В тюрьме, в СИЗО, хлеб утром дают и на весь день сразу. Хочешь сразу съешь, хочешь с обедом и ужином. Пайка та — полбулки хлеба и кусок сверху. Это и есть довесок. По тюремно-лагерным законам, сложившимся еще в голодные времена, пайка — святое. Пайка наркомовская (от министерства). На пайку не играют, пайку не кидают, на пайку не хляются (не спорят)! Последнему петуху, драному-предраному, последнему менту, гаду, козлу распоследнему, стукачу конченному положена пайка и никто, даже сам господь бог, не может ее отнять (так в идеале должно быть)! Смерть за это! По лагерному — топор за такими ходит.
Так вот, от девяти шесть беспредельщиков осталось, а остальных троих или в этапе, или в осужденке, или в транзите разорвали и опустили. Вот они, видя и зная, что их ждет в конце, и оборзели вконец. По научному — агония. Как третий рейх!

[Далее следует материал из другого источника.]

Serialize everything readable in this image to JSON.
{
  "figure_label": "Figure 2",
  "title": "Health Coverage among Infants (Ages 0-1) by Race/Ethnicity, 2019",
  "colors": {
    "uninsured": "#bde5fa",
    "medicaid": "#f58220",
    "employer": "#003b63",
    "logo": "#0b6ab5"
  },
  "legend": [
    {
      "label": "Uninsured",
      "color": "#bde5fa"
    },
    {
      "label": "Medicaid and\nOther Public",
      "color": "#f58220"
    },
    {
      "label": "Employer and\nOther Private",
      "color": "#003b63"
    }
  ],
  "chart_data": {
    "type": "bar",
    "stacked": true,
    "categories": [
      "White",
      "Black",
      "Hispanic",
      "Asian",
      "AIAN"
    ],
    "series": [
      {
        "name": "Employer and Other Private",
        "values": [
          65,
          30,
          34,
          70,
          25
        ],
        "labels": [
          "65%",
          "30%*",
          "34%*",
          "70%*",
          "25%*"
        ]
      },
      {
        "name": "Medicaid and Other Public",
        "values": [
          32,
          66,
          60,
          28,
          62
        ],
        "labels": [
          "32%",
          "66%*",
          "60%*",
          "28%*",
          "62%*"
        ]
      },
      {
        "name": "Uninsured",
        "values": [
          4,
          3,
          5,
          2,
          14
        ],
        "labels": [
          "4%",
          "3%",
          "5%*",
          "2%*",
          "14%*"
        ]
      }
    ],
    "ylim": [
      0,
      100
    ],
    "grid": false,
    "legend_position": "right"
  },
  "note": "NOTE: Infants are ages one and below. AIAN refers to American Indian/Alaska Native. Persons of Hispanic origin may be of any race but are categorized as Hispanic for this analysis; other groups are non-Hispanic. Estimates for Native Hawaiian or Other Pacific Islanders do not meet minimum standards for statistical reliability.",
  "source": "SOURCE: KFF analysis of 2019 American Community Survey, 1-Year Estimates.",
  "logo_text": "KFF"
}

Кострома, как дразнят рыжего, все это мне красочно рассказал, и что меня поразило — не понижая голос и не таясь. Я ему кивнул на блатной угол, где в это время беспредельная семья, громко чавкая, жрала отнятое. Кострома пожал плечами:
— Шакалов бояться, в тюряге не жить. Я им так и сказал и на зуб поклялся — опустят, пусть убивают лучше, я ночью задушу, загрызу хоть одного…

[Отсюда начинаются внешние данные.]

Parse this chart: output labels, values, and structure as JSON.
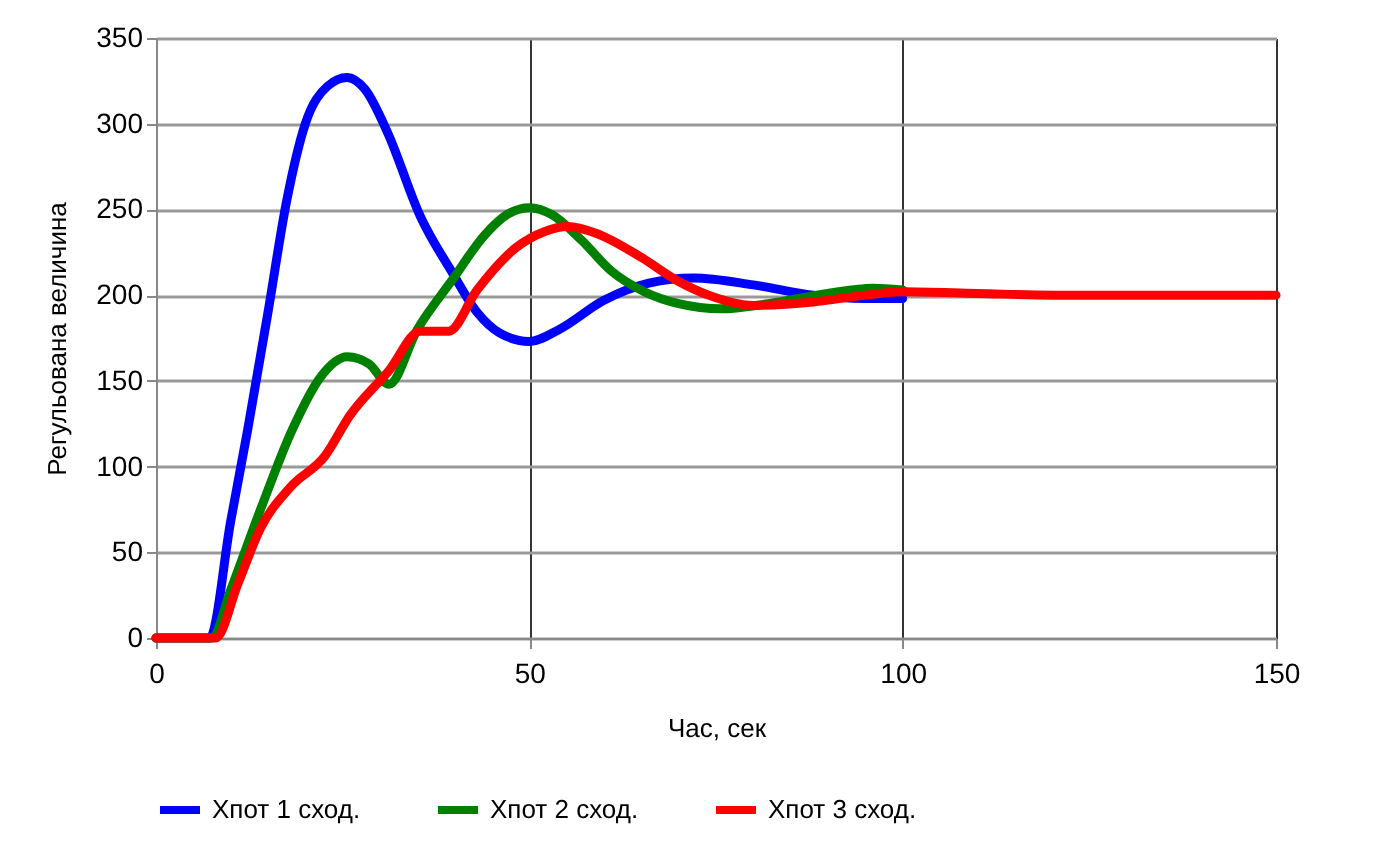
{
  "chart_data": {
    "type": "line",
    "xlabel": "Час, сек",
    "ylabel": "Регульована величина",
    "xlim": [
      0,
      150
    ],
    "xticks": [
      0,
      50,
      100,
      150
    ],
    "ylim": [
      0,
      350
    ],
    "yticks": [
      0,
      50,
      100,
      150,
      200,
      250,
      300,
      350
    ],
    "grid": true,
    "legend": "bottom",
    "marker": "none",
    "line_style": "solid",
    "series": [
      {
        "name": "Хпот 1 сход.",
        "color": "#0000ff",
        "x": [
          0,
          7.2,
          10,
          12.3,
          15,
          17.5,
          20,
          23,
          25.6,
          28,
          31,
          35.4,
          39.7,
          43,
          46,
          50,
          54,
          60,
          66,
          72,
          80,
          88,
          95,
          100
        ],
        "values": [
          0,
          0,
          68,
          122,
          190,
          255,
          300,
          322,
          327,
          320,
          295,
          246,
          213,
          190,
          178,
          173,
          180,
          197,
          207,
          210,
          206,
          200,
          198,
          198
        ]
      },
      {
        "name": "Хпот 2 сход.",
        "color": "#008000",
        "x": [
          0,
          7.5,
          10,
          14,
          18.3,
          22,
          25.6,
          28.5,
          31.2,
          35,
          39.7,
          44,
          47,
          50,
          53,
          57,
          61,
          65.4,
          70,
          75.7,
          82,
          90,
          96,
          100
        ],
        "values": [
          0,
          0,
          28,
          75,
          122,
          152,
          164,
          160,
          148,
          180,
          209,
          235,
          247,
          251,
          247,
          232,
          214,
          202,
          195,
          192,
          195,
          201,
          204,
          203
        ]
      },
      {
        "name": "Хпот 3 сход.",
        "color": "#ff0000",
        "x": [
          0,
          8,
          11,
          14,
          18,
          22.6,
          26,
          31.2,
          35.4,
          39.2,
          43,
          48.3,
          52,
          55.1,
          59,
          65,
          70,
          74,
          80,
          88,
          95,
          100,
          110,
          120,
          150
        ],
        "values": [
          0,
          0,
          32,
          64,
          88,
          106,
          130,
          156,
          179,
          179,
          203,
          228,
          237,
          240,
          236,
          222,
          208,
          200,
          194,
          196,
          200,
          202,
          201,
          200,
          200
        ]
      }
    ]
  }
}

— Эй ты, рыжий черт, придержи язык, а то в глотку забьем, — отозвался один из быков и заржал, поддержанный хохотом остальных семьянинов.

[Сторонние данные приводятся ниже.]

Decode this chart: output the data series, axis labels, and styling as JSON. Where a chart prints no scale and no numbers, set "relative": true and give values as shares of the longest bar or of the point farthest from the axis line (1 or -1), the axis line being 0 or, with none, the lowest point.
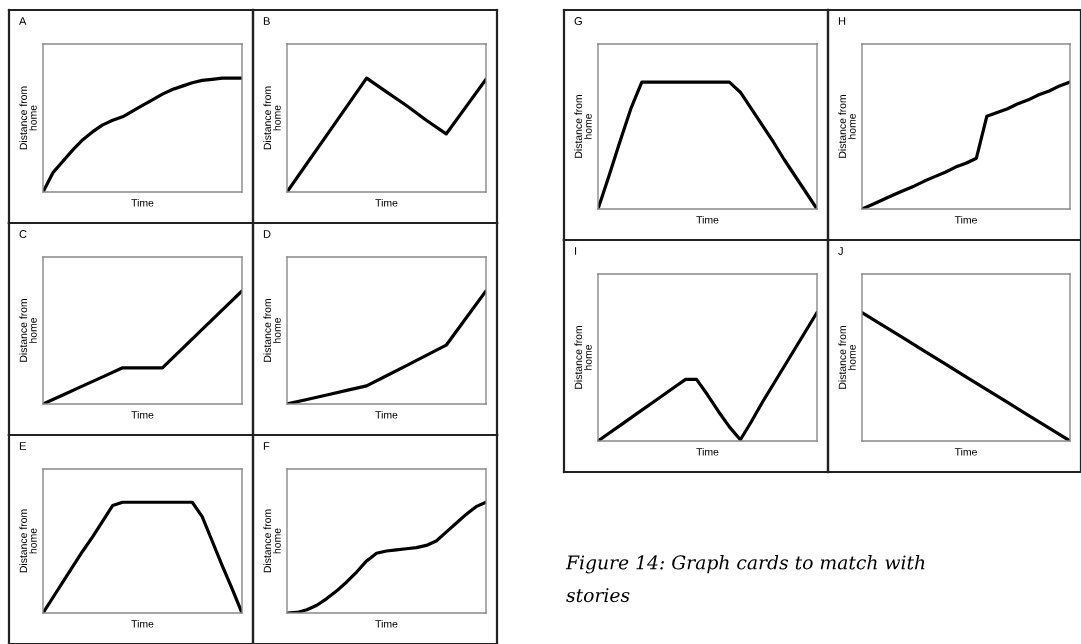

— А ты, очкарик, не вяжись с ним, если хочешь, чтоб бока были целые. Понял? — с угрозой в голосе спросил меня один из беспредельщиков, Орел, лет двадцати, с круглыми глазами, весь такой упитанный. Кабан!..
Я ответил нейтрально, пытаясь еще остаться в стороне:
— Понял!
На время от меня отстали. Хата жила обычной жизнью: играла в домино, шахматы, читала, писала письма, базарила. Но, в отличие от других, виденных мною хат, над этой витала придавленность — голоса звучали тише и глуше, люди оглядывались чаще. И у всех озабоченность на рыле. Вот попал так попал!
Дали обед, который происходил следующим образом: все миски, полученные из коридора, составили на пол и лавочки, шестерки бычьей семьи, выловили гущу и, набрав шесть густо набитых мисок, понесли их в угол, семье на съеденье. Оставшиеся миски разобрала братва и начала есть. Только Кострома взял свою и вылил ее в парашу.
— Зачем ты так? — удивился я.
— Я себя уважаю и после этой шестерки есть не буду, мне каши за глаза хватит.
Молча проглотив баланду, я задумался. Дали кашу, все ели торопливо и жадно. Подвинувшись к Костроме, вылизавшем пальцем миску из под каши и протягивая ложку, я негромко спросил:
— А где твоя?
— Отняли, за жизнь боятся. Но я их, блядей, на малолетке давил и здесь удавлю. Троих уже отпетушарили и эти вдогонку пойдут.
Один из семьянинов, видимо что то услышав, зарычал:
— Ты че базаришь, тварь?!
— Сам ты тварь, рыло беспредельное!
Быки зашевелились, явно готовясь к бою, но в этот момент за решкой раздался крик на всю тюрягу:
— Шесть девять, шесть девять! Бычье, спите что ли?!
На решку вылез смуглый здоровый Масюка:
— Че надо?
— В оче не горячо? Слышь, черт в саже, это тебе с особого кричат, с четыре два. У вас политический, Профессором дразнят?